スタッドレスタイヤ、もしくはタイヤチェーンは必須です。
ノーマルタイヤで行くのは自殺行為なので絶対にやめましょう。
ちなみに私は、最後の急坂が怖すぎて、手前の広いスペースに車を停めて、最後は1.5kmほど歩きました。
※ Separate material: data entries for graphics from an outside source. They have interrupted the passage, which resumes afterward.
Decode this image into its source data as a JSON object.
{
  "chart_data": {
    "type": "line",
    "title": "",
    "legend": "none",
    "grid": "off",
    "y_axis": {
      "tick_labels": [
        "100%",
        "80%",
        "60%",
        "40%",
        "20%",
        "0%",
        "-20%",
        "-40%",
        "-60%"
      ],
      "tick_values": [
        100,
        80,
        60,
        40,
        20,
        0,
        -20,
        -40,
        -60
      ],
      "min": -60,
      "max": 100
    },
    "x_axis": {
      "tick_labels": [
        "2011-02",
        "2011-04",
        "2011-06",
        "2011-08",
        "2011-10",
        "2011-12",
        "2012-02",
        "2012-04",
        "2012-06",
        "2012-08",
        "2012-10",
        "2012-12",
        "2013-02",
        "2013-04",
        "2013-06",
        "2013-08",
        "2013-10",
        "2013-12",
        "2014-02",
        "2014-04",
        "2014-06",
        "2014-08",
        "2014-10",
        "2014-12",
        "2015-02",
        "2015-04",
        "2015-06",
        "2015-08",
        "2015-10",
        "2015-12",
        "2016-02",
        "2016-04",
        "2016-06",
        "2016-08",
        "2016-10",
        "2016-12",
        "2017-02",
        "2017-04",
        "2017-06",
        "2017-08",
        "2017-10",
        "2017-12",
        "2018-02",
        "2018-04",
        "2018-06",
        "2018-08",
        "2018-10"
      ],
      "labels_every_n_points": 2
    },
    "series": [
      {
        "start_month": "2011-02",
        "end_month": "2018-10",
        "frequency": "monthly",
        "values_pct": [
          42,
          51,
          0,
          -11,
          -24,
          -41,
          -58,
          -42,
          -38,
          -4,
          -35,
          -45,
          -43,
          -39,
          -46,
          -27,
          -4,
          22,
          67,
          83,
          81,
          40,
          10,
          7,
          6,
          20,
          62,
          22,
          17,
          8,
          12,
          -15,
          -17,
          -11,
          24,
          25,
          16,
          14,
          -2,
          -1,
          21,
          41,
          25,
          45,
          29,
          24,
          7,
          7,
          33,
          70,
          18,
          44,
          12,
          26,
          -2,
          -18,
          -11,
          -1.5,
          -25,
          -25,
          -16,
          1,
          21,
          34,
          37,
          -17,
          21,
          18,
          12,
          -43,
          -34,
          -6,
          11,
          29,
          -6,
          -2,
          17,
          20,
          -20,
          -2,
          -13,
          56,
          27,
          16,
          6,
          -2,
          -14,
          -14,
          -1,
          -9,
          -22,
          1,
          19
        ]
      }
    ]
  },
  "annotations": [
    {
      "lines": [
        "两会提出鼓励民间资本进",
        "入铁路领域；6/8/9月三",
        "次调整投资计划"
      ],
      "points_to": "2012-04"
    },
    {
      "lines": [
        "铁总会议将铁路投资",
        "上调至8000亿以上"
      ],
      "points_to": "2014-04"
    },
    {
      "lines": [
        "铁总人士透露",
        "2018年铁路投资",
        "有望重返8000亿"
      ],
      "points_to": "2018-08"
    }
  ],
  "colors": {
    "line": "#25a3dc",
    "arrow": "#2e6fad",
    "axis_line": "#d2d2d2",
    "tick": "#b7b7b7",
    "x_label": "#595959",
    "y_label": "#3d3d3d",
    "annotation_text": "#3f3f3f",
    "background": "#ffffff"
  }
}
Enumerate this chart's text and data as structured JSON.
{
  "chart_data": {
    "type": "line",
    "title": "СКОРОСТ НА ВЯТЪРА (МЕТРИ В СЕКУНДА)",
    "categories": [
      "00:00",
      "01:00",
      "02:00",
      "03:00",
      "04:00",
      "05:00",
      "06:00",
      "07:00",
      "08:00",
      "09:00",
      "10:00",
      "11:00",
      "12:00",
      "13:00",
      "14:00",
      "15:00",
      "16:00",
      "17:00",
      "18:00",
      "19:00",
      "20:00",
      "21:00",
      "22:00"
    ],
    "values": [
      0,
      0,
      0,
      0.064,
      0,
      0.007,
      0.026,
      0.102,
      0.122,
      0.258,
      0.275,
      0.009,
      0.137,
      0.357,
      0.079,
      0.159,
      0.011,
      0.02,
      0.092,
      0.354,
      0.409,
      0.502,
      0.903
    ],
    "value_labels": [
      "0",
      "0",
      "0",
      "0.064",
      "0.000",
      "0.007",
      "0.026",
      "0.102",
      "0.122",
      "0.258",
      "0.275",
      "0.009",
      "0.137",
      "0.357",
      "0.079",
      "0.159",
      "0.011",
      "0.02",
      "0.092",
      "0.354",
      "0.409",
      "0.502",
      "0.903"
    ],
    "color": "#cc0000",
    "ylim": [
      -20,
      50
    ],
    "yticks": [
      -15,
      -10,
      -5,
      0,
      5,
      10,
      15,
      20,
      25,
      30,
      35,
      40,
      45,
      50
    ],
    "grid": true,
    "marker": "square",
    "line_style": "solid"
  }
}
安全第一です。
現地レポート! 氷のハートとご対面
静寂に包まれた氷の世界
雪道を歩き、ようやく滝の入り口に到着。
そこから少し遊歩道を進むと、目の前に巨大な氷の壁が現れました。
「うわ……すごい……」
落差60メートルの岩壁全体が、巨大なツララで覆われています。
シャンデリアのように垂れ下がる無数の氷柱。
白く凍りついた滝は、時が止まったかのような静寂に包まれています。
水が落ちる「ザーッ」という音はなく、時折、氷がきしむような音が谷間に響くだけ。
現れた「奇跡のハート」
そして、目を凝らして見てみると。
滝の中央部分。
左右から成長した氷柱が繋がりそうで繋がらず、ぽっかりと空間が空いています。
「あ、ハートだ!」
見事なハート型です。
バレンタインデーに合わせて自然が飾り付けをしてくれたかのような、完璧なシェイプ。
背景の岩肌の黒、雪の白、そして氷の青。
そのコントラストの中に浮かぶハートマークは、神々しいほどに美しかったです。
地元の方の話によると、水量が少ない時期に寒波が来ると綺麗に凍りやすく、このハート形になるのはシーズン中でも数日あるかないかのレア現象だとか。
見られたら恋愛運がアップしそうですね!
四季折々の魅力
白滝の魅力は冬だけではありません。
秋の紅葉(11月上旬)
秋は、高さ70メートル以上ある断崖絶壁一帯が、赤や黄色のカエデ、ケヤキで彩られます。
白い滝と紅葉の錦のコントラストは、まさに「絶景」。
毎年11月3日頃(文化の日)には「白滝もみじ祭り」も開催され、多くの人で賑わうそうです。
夏の避暑とホタル
夏は緑深く、涼しい風が吹き抜ける避暑地に。
水が清らかなので、夜にはホタルが乱舞する幻想的な光景も見られるそうです。
ただ、冬に来た時の「何もなさ」が逆に滝を引き立てていたので、個人的には葉が落ちた冬~春推しですね。
周辺の立ち寄りスポット
せっかく五ヶ瀬まで来たら、周辺も巡ってみましょう。
高千穂エリア
車で約30~40分で高千穂町中心部へ行けます。
高千穂峡、天岩戸神社など、神話スポット巡りとセットにするのが王道ルートです。
五ヶ瀬ハイランドスキー場
日本最南端のスキー場。
CMが個性的すぎて話題になりました(笑)。
白滝で氷瀑を見て、スキー場で滑る。
南国・宮崎とは思えない「雪国体験」を一日で満喫できます。
まとめ:苦労してでも見る価値あり
「白滝」への道のりは、決して楽ではありません。
アクセスは分かりにくいし、道は狭いし、冬は寒いし凍ってるし。
でも、その苦労を乗り越えた先に待っている景色は、一生の思い出になること間違いなしです。
自然が創り出す、一瞬のアート。
氷のハートを見つけに、今年の冬は五ヶ瀬町へ冒険に出かけてみませんか?
(くれぐれもGoogleマップのナビにはご注意を! 現地の看板が正義です!)